Teal, on the other hand, doesn’t standardize anything. Rather, it relies on good cross-functional communication and includes an advisory process and a conflict resolution process to ensure alignment between different teams and the organizational purpose.

What is more important than standardization is good communication and an organizational team spirit.

3. Coaching rather than Consulting

Scrum and agile generally relies on consulting as teaching mechanism. Each team has a Scrum Master or Agile Coach who’s role it is to make sure that the team understands and follows the process.

Typically, a Scrum Master will be asked what to do in a specific situation and the response will be advise based on experience. Basically, it’s telling the team what the answer is or what to try.

Teal, on the other hand, takes coaching to the next level. The management team is replaced by team coaches. Agile coaches and Scrum Masters become team coaches, driving change and establishing equilibrium within a team.
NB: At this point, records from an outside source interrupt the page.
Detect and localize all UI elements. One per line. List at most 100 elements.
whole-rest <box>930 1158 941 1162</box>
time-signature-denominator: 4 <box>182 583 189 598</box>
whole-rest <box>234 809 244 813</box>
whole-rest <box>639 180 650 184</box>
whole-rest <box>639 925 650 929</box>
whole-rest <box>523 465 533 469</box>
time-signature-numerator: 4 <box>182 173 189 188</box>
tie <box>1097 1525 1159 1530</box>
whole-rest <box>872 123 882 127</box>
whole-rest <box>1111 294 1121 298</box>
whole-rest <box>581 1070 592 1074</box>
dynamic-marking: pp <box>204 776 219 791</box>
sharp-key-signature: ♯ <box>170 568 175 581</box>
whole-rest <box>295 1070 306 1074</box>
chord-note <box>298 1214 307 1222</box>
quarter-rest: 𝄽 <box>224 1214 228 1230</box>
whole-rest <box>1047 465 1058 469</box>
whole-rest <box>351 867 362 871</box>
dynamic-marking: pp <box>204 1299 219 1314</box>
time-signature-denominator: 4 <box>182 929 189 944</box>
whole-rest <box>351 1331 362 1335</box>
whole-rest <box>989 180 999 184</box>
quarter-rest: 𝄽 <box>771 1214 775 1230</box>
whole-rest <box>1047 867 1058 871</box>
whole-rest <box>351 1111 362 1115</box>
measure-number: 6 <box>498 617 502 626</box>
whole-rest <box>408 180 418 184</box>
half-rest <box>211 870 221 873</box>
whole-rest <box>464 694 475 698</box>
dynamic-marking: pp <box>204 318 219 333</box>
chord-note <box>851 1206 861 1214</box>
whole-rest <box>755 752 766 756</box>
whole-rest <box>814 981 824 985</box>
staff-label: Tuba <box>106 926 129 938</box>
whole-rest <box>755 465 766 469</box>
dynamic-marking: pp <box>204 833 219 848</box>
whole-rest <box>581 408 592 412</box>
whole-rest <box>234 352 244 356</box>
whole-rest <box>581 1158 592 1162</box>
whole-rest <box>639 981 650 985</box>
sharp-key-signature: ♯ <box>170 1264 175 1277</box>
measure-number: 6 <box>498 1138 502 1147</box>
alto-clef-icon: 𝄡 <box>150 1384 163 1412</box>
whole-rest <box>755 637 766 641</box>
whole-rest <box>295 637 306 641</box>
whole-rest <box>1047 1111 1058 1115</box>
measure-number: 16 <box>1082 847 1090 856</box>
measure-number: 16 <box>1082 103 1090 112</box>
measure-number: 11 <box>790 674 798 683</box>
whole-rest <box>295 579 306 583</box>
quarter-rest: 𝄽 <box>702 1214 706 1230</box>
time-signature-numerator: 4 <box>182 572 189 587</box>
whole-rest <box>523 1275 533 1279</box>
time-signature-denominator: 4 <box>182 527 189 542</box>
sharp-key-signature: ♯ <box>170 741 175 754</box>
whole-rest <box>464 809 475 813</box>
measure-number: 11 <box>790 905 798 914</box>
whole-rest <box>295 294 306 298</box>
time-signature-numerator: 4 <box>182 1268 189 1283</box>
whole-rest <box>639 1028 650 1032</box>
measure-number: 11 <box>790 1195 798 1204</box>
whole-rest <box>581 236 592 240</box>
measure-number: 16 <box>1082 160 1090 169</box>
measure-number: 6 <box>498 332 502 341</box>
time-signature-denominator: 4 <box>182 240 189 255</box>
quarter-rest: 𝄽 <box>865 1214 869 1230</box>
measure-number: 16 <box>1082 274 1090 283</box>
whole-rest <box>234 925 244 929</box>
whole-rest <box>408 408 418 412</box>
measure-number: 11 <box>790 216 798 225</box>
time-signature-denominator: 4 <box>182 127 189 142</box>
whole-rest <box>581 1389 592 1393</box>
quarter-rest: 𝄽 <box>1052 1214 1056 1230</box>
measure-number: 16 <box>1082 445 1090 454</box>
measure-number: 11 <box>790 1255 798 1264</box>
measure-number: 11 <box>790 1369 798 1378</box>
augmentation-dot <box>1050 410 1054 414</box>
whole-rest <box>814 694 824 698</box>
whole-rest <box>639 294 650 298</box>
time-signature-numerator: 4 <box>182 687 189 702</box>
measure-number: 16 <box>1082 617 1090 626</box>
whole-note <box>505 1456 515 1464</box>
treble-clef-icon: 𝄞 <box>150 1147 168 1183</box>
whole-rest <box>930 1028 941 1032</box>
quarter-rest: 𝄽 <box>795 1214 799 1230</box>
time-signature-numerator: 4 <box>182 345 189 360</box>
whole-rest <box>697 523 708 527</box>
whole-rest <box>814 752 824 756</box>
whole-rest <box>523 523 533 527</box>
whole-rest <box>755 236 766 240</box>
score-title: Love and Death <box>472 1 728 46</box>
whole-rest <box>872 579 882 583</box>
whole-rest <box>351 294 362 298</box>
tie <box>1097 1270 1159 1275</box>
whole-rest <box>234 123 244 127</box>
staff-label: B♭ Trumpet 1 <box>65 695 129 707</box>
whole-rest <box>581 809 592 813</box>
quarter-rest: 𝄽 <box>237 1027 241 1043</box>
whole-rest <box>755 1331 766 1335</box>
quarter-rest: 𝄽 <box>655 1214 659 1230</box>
The role of the team coach is to maintain harmony within an entire team by asking the right questions to help guide the thinking of the team, without ever giving a direct answer.

As apposed to pointing out the problem to the team that, for example, the CEO is talking too much or demanding too long sessions at a time, the team coach will notice the issue, then ask the team what they notice or how they feel or what they think they should do next in an attempt to raise their awareness to identify problems themselves.

It’s like the typical dialog between Dharma & Greg where a question is always answered with a question.

Greg: “Do you think I should quit my job?”

Dharma: “I don’t know, what do you think? Do you think you should you quit your job?”

The world of coaching started with individual coaching, yet team coaching is fast becoming the norm. A team coach is all about getting the team as a whole to function together whereas a personal coach is about developing a single person at a time, outside the context of the team he or she works in. Teal adds context and more perspectives to a problem, enabling solutions to be discovered exponentially faster than what is possible in an individual session.

4. Inclusive rather than Exclusive

Agile, or Scrum, is commonly viewed as a competition, where different teams are compared to each other to see who the ‘best’ performer is, much like the word “scrum” implies. That is like comparing the heart to the liver in a human body, trying to see which one is the better one, while both are equally important, just for different reasons. You can’t live without either.

Teal organizations view the entire organization as a living organism where each part is as necessary as the next. They even go one step further and include the suppliers and customers and even competitors in their goal to maintain equilibrium. They understand that there’s no business if there’s no suppliers or customers, as there is no business without employees.

Teal organizations seek strategic partnerships and win-win relationships between everyone involved. It’s an intersection of needs and wants based on a shared purpose.

It’s not teal if everyone doesn’t win.

5. Happiness matters

In agile organizations the emphasis is mainly on delivery, whatever it takes. It matters that the customers are happy and it matters that the shareholders are happy, but when employees are unhappy, it is the individual that often is expected to change.

In teal organizations, the primary measure for success is happiness. If the workers aren’t happy it is considered a serious problem that needs to be addressed. It’s not acceptable for the leader to enforce his ideas or rules on the workers, rather, it is a collaborative, inclusive creation. Where the general leadership style in agile organizations are still demand-and control, the general leadership style in teal organizations are more free, compassionate and empowering.

The unhappiness is viewed as an indication that something is not working, with the assumption that the worker is the best informed person to know when something needs to change. Employee happiness becomes one of the most important measures of the organization’s success, as teal organizations understand that happy people do good work, they are more engaged and thus more productive and innovative.